Parks had emergency oral surgery, and for the show’s first performance she acted out her part while director Banks read her lines. Critics were discreetly asked to postpone their attendance.

This fall Parks begins work as a theatre instructor at the University of Minnesota, the news of which evokes an obvious but illuminating query: Would you recommend the life of an actor to a young person just starting out? Parks fields the question with little hesitation: “I would recommend it,” she says, “but only as long as you want to be an actor and not a star. They’re two very different things.”

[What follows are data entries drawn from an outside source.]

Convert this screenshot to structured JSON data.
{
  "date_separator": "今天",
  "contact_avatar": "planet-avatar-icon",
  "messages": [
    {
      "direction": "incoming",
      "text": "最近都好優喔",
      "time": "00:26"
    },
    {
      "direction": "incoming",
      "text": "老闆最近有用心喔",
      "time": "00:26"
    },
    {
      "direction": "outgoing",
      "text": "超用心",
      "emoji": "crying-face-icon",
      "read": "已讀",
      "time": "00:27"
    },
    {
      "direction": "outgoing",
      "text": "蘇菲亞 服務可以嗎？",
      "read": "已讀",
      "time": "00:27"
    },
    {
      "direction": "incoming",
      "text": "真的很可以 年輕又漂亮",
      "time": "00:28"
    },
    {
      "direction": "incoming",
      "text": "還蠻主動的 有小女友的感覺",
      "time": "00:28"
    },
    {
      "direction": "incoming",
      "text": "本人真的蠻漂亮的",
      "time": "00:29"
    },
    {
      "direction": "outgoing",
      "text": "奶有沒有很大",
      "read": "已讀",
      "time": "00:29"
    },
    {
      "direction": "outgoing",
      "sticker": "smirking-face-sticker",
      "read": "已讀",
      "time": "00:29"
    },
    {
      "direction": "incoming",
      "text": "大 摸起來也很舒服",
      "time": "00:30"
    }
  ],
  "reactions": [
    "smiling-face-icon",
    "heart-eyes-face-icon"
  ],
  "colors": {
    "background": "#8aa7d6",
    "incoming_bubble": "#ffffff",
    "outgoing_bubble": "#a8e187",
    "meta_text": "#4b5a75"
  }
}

Does taking the stage become easier with experience? Parks insists that the very notion is anathema to doing work that meets her standards. “I get nervous if I don’t feel nervous,” she says. “Even if it’s the 35th performance of the play, if I don’t feel nervous beforehand, that’s when I worry about getting into trouble.”

It’s a rare thing indeed to witness Parks in trouble on a stage (save for the odd dental-related miscue). “I might not be the most talented person at the audition,” she says, “but I will outwork everybody. I show up early and stay late. I ask a billion questions until I piss off the director. I tell students, you don’t have to have the most talent—you just have to do the work.”

Quinton Skinner is a Minneapolis-based arts reporter.